Moorman J R, Coleman R E, Packer D L, Kisslo J A, Bell J, Hettleman B D, Stajich J, Roses A D
Medicine (Baltimore). 1985 Nov;64(6):371-87. doi: 10.1097/00005792-198511000-00002.
Cardiac illness in myotonic muscular dystrophy (MyD) is infrequent, but subclinical cardiac involvement in MyD is very common (found in 42 of 46 subjects) and may be responsible for sudden death. In this series, we found ECG abnormalities in 72%, left ventricular dysfunction in 70%, mitral valve prolapse in 37%, and sudden death in 4%. Four deaths during the study period were due to acute left ventricular failure, one to sepsis and respiratory insufficiency, and one was unexplained. We did not find ominous bradyarrhythmias or atrioventricular block, evidence of congestive heart failure, noninvasive evidence of coronary artery disease, or any correlation of type or amount of cardiac involvement with any clinical parameter such as age, sex, or severity of systemic dystrophy. We feel tachyarrhythmias may play as important a role in sudden death of myotonic muscular dystrophy subjects as bradyarrhythmias, and coronary artery disease in addition to cardiac dystrophy may produce arrhythmias and myocardial dysfunction in myotonic muscular dystrophy. In addition, some subjects have an unusual form of resting left ventricular dysfunction which improves with exercise. The most important problem in the clinical management of myotonic muscular dystrophy subjects is sudden death, and the solution does not appear to be empiric ventricular pacing. Our recommendations for prophylaxis of sudden death in myotonic muscular dystrophy are noninvasive investigation of coronary artery disease in subjects with significant risk factors, with angiography and surgery if indicated: detailed evaluation of syncopal and presyncopal events, including electrophysiologic testing, with pacemaker or antiarrhythmic drug therapy if indicated; and consideration of ventricular pacing of asymptomatic subjects if severe bradycardia or marked intraventricular conduction delay develops during follow-up, serial 12-lead ECGs. The documentation of tachyarrhythmias during sudden death and syncopal episodes in myotonic muscular dystrophy subjects makes ventricular pacing alone an uncertain modality for prevention of sudden death in subjects with only mildly lengthened PR or QRS intervals, and suggests a combination of pacemaker and antiarrhythmic drug therapy for the myotonic muscular dystrophy subject with syncope of no apparent cause.

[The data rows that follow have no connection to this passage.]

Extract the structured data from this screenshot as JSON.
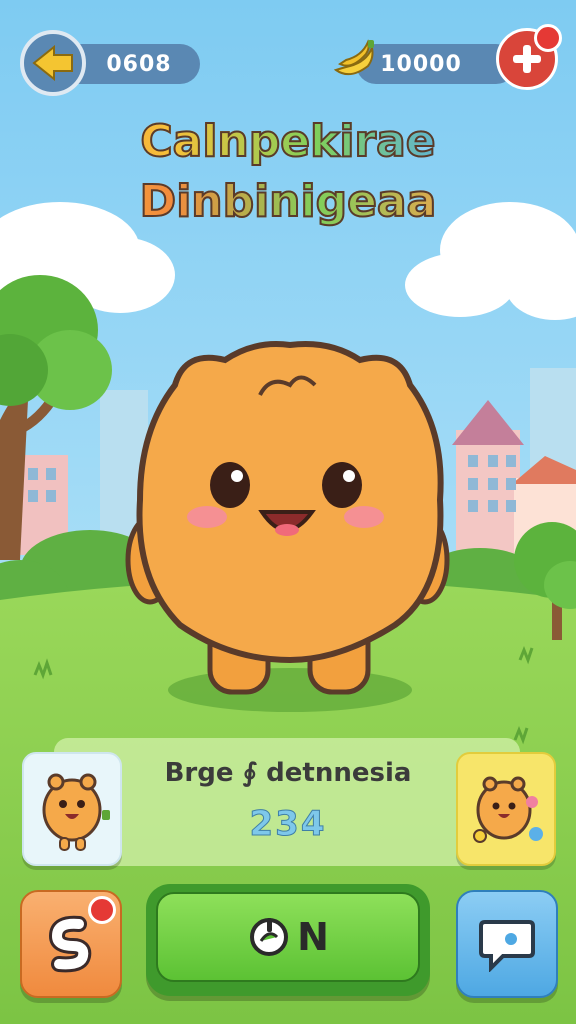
{
  "header": {
    "left_counter": "0608",
    "right_counter": "10000",
    "back_icon": "arrow-left-icon",
    "currency_icon": "banana-icon",
    "add_icon": "plus-icon"
  },
  "title": {
    "line1": "Calnpekirae",
    "line2": "Dinbinigeaa"
  },
  "info_panel": {
    "title": "Brge ∮ detnnesia",
    "count": "234"
  },
  "controls": {
    "main_label": "N",
    "main_icon": "power-icon",
    "left_icon": "snake-icon",
    "right_icon": "chat-bubble-icon"
  },
  "colors": {
    "sky": "#8fd3f4",
    "grass": "#8ed14d",
    "character": "#f5a94a",
    "accent_red": "#e53935"
  }
}
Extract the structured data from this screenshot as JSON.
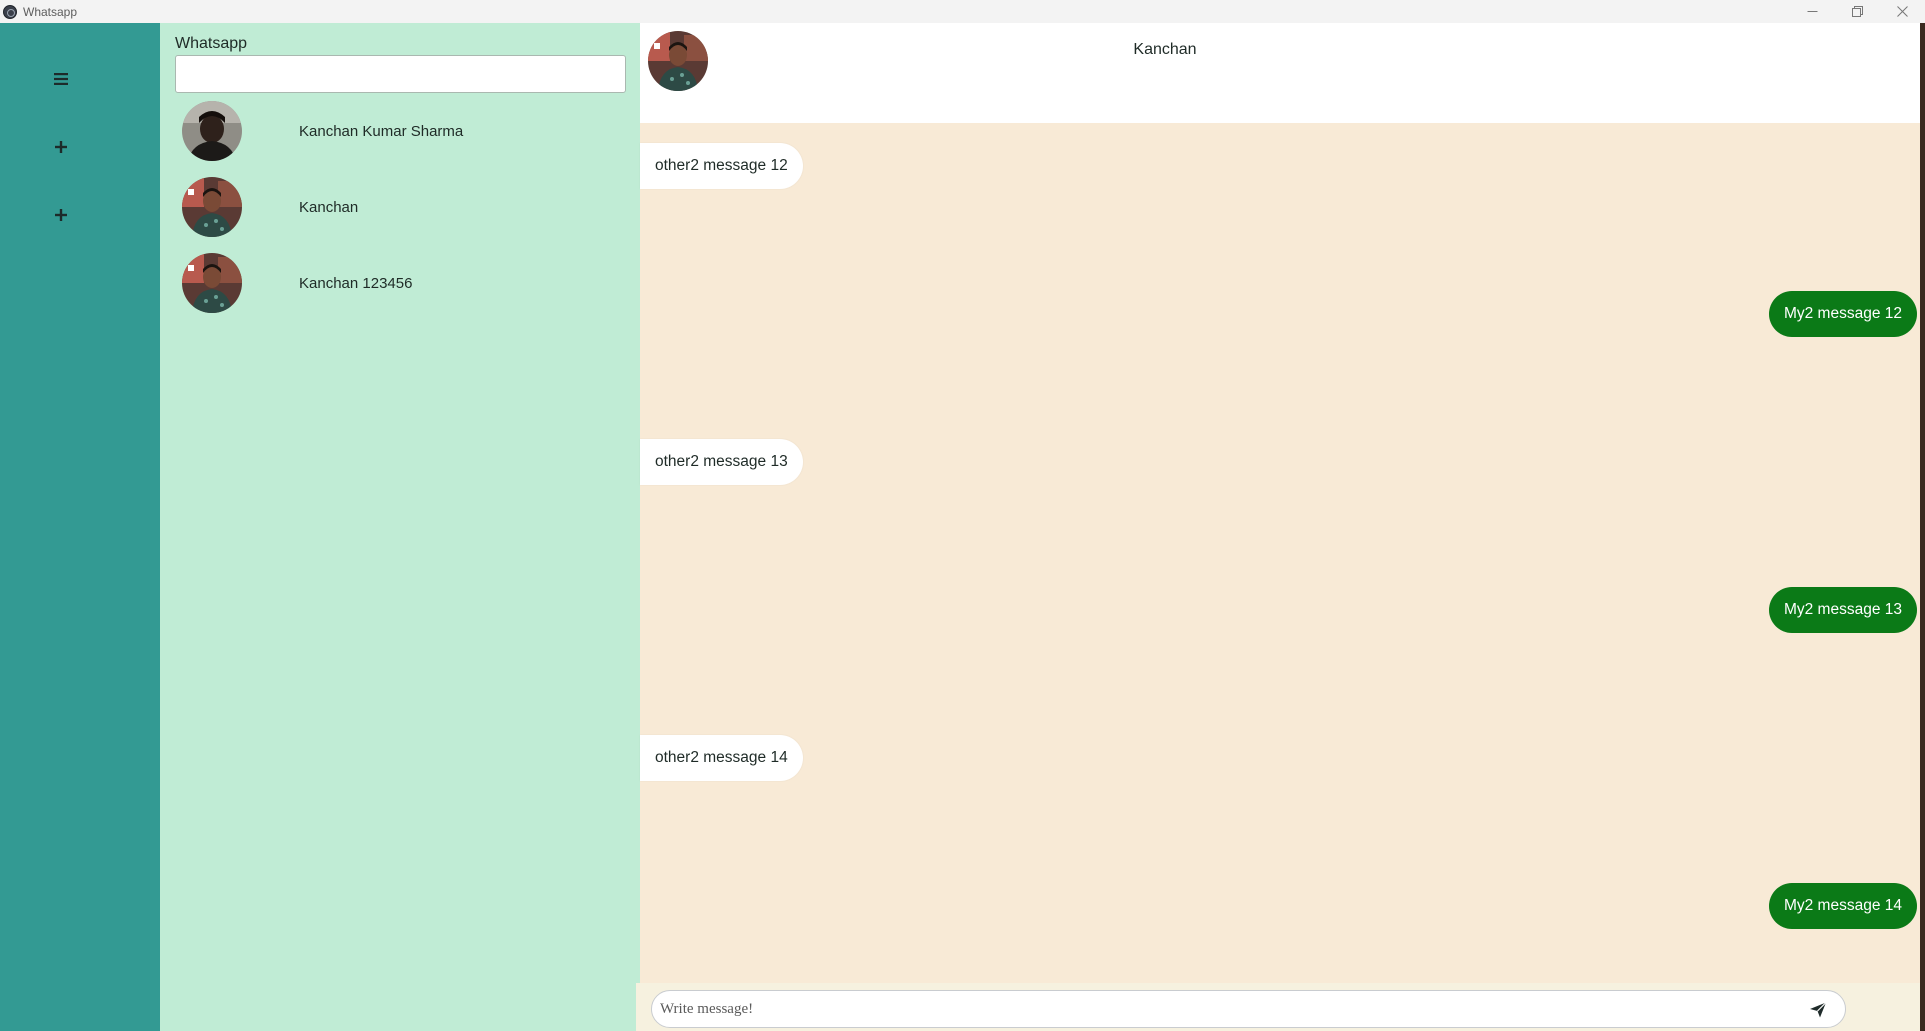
{
  "window": {
    "title": "Whatsapp",
    "app_icon": "app-logo-icon",
    "controls": [
      "minimize-icon",
      "restore-icon",
      "close-icon"
    ]
  },
  "rail": {
    "items": [
      {
        "icon": "hamburger-menu-icon"
      },
      {
        "icon": "plus-icon"
      },
      {
        "icon": "plus-icon"
      }
    ]
  },
  "contacts": {
    "title": "Whatsapp",
    "search": {
      "value": "",
      "placeholder": ""
    },
    "list": [
      {
        "name": "Kanchan Kumar Sharma"
      },
      {
        "name": "Kanchan"
      },
      {
        "name": "Kanchan 123456"
      }
    ]
  },
  "chat": {
    "contact_name": "Kanchan",
    "messages": [
      {
        "direction": "in",
        "text": "other2 message 12"
      },
      {
        "direction": "out",
        "text": "My2 message 12"
      },
      {
        "direction": "in",
        "text": "other2 message 13"
      },
      {
        "direction": "out",
        "text": "My2 message 13"
      },
      {
        "direction": "in",
        "text": "other2 message 14"
      },
      {
        "direction": "out",
        "text": "My2 message 14"
      }
    ],
    "composer": {
      "value": "",
      "placeholder": "Write message!",
      "send_icon": "send-icon"
    }
  },
  "colors": {
    "rail": "#339a93",
    "contacts_bg": "#c0ecd5",
    "chat_bg": "#f8ead6",
    "outgoing_bubble": "#0b7a17",
    "incoming_bubble": "#ffffff"
  }
}
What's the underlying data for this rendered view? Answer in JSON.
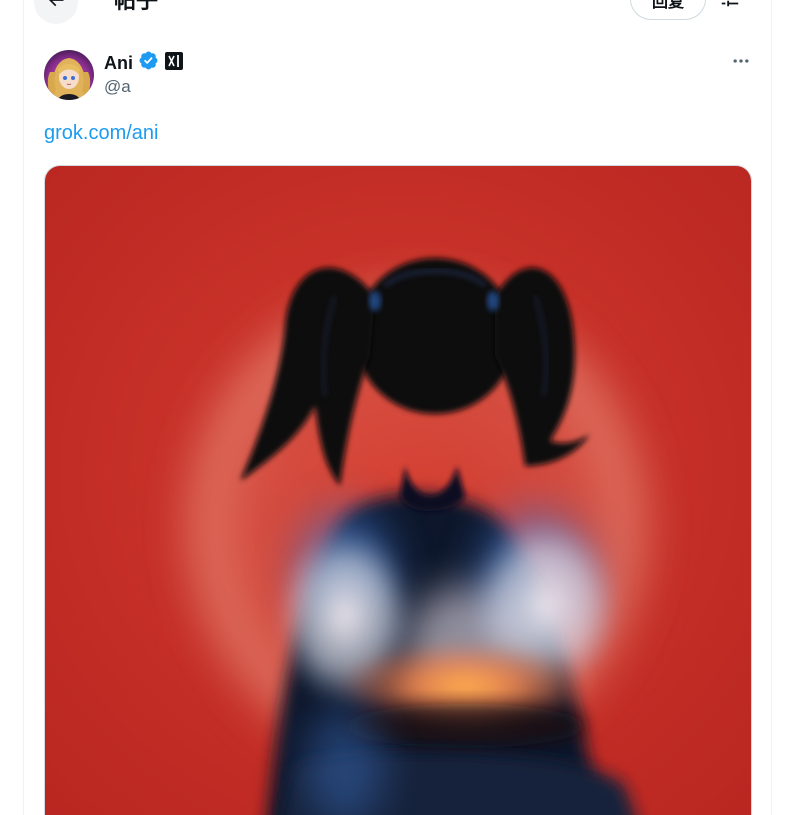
{
  "header": {
    "title": "帖子",
    "reply_label": "回复",
    "back_icon": "arrow-left-icon",
    "settings_icon": "sliders-icon"
  },
  "author": {
    "name": "Ani",
    "handle": "@a",
    "verified_icon": "verified-badge-icon",
    "affiliation_icon": "xai-logo-icon",
    "more_icon": "more-dots-icon"
  },
  "post": {
    "link_text": "grok.com/ani"
  },
  "colors": {
    "link": "#1d9bf0",
    "verified": "#1d9bf0",
    "text_primary": "#0f1419",
    "text_secondary": "#536471",
    "media_background": "#c42a24"
  }
}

强直性肌营养不良(MyD)患者中患心脏疾病的情况并不常见,但MyD患者存在亚临床心脏受累情况却非常普遍(46名受试者中有42名被发现),且可能是导致猝死的原因。在本系列研究中,我们发现72%的患者存在心电图异常,70%的患者有左心室功能障碍,37%的患者有二尖瓣脱垂,4%的患者发生猝死。研究期间有4例死亡是由于急性左心室衰竭,1例是由于败血症和呼吸功能不全,还有1例死因不明。我们未发现恶性缓慢性心律失常或房室传导阻滞、充血性心力衰竭的证据、冠状动脉疾病的无创证据,也未发现心脏受累的类型或程度与任何临床参数(如年龄、性别或全身营养不良的严重程度)之间存在任何相关性。我们认为,快速性心律失常在强直性肌营养不良患者猝死中可能与缓慢性心律失常起着同样重要的作用,除了心脏营养不良外,冠状动脉疾病可能会在强直性肌营养不良患者中引发心律失常和心肌功能障碍。此外,一些受试者存在一种不寻常的静息性左心室功能障碍形式,运动后可改善。强直性肌营养不良患者临床管理中最重要的问题是猝死,而经验性心室起搏似乎并不是解决办法。我们对强直性肌营养不良患者预防猝死的建议是,对有显著危险因素的患者进行冠状动脉疾病的无创检查,如有指征则进行血管造影和手术;对晕厥和晕厥前事件进行详细评估,包括电生理检查,如有指征则进行起搏器或抗心律失常药物治疗;如果在随访期间出现严重心动过缓或明显的室内传导延迟,连续进行12导联心电图检查,考虑对无症状受试者进行心室起搏。强直性肌营养不良患者在猝死和晕厥发作期间记录到快速性心律失常,这使得仅采用心室起搏对于预防PR或QRS间期仅轻度延长的患者猝死成为一种不确定的方式,并提示对于无明显原因晕厥的强直性肌营养不良患者,应联合使用起搏器和抗心律失常药物治疗。